Saint-Domingue, alas, was not spared the intrigues and agitation which, in Europe, led to the disaster of the French Revolution. The Republicans and the Royalists both had their partisans among the colonists. In addition there were crazed zealots who deliberately sowed the seeds of rebellion among the Black slaves and the mulattoes. Some of these zealots were unhinged by the same egalitarian madness which led to the Reign of Terror in France; others, including a number of priests, seem to have been under the influence of radical Christian notions: together they were loosely organized in a semi-secret society known as Friends of the Blacks (Amis des Noirs).

The Whites could have saved themselves and the colony if they had united on the basis of race and hunted down and exterminated the Amis des Noirs. Unfortunately, class hatreds divided the Whites more strongly than their common racial interests united them. The middle-class Whites envied the wealthy landowners and the aristocrats, and the White rabble which had accumulated in the port cities envied all their betters.

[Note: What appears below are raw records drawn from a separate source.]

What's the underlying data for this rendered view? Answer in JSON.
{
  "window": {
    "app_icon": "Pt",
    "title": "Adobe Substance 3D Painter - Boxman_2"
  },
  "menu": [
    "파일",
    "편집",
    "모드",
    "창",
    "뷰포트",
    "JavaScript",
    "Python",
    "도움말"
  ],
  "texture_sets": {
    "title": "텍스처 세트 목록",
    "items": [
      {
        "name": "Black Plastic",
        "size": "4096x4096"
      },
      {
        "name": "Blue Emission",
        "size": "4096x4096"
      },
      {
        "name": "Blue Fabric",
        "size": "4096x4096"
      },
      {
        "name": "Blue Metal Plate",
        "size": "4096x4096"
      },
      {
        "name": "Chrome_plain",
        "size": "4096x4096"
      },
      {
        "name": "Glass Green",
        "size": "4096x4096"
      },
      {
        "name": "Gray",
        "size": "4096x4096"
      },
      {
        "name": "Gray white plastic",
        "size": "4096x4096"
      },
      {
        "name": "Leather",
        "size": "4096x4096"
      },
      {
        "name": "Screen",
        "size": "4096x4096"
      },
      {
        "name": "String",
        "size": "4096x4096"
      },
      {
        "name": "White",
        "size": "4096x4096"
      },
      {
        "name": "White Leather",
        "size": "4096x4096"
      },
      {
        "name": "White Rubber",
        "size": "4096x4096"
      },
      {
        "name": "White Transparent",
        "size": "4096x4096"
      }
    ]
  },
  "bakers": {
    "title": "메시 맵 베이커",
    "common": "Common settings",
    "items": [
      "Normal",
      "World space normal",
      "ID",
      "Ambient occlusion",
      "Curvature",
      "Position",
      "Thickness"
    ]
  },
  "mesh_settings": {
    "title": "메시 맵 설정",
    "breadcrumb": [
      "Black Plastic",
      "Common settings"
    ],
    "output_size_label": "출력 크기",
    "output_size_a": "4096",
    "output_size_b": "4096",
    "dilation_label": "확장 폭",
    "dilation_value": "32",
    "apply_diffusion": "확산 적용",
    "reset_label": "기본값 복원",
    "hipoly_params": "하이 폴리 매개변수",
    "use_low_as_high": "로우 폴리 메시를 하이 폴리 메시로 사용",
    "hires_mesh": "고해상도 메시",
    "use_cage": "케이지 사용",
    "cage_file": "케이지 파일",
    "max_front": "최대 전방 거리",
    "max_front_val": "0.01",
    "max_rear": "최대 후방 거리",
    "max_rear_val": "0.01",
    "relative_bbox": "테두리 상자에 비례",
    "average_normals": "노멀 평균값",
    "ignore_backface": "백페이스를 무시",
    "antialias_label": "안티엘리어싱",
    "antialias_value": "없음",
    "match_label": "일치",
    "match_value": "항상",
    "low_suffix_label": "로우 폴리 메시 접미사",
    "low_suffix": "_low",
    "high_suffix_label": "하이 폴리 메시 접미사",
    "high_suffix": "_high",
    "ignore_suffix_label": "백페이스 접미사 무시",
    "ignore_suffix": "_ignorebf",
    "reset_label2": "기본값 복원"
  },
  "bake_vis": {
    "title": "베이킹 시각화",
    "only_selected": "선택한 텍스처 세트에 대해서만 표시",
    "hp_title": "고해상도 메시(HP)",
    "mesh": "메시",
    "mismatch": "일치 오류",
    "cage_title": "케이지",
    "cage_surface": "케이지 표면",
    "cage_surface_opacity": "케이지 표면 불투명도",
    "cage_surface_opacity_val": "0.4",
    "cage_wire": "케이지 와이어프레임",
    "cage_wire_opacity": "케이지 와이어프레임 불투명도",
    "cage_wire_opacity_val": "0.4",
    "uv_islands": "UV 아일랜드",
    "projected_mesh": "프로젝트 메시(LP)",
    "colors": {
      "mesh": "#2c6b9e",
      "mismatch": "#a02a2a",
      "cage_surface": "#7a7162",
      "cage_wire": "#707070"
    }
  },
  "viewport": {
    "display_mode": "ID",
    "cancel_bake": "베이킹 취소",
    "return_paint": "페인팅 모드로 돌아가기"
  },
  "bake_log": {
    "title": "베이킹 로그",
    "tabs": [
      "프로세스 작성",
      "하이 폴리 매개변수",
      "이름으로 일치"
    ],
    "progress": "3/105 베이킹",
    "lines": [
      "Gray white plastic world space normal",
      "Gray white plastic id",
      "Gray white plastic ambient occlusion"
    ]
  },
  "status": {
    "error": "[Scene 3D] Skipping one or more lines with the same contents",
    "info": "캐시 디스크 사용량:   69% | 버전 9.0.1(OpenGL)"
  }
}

The mulattoes and the Blacks also hated each other. The former were more intelligent and industrious than the latter, and many had taken advantage of their freedom to better themselves; more than anything else they dreaded being reduced to the status of the Blacks. The Blacks realized this and hated the mulattoes for it. This division between the mulattoes and the Blacks complicated the situation, but in the end it did not really matter. What mattered was that the Whites were outnumbered 15 to one; they refused to put their political and class differences aside until it was too late; and France, first torn by a self-destructive revolution and then preoccupied by a series of European wars, was unable to provide assistance when it was needed.

The first Black insurrection in Saint-Domingue occured in August 1791. Inspired by the Amis des Noirs and by their own Voodoo leaders, the latter of whom persuaded them that they were immune to the Whites' weapons, the slaves in the northern part of the colony began attacking their masters as they slept on the night of August 22. White men were hacked to death immediately, if they were fortunate; otherwise, they were butchered by the Voodoo-inflamed Blacks in ways too horrible to describe here. The fate of the White women was even worse. The Blacks who marched on Le Cap Français carried as their standard a White baby impaled on a spear.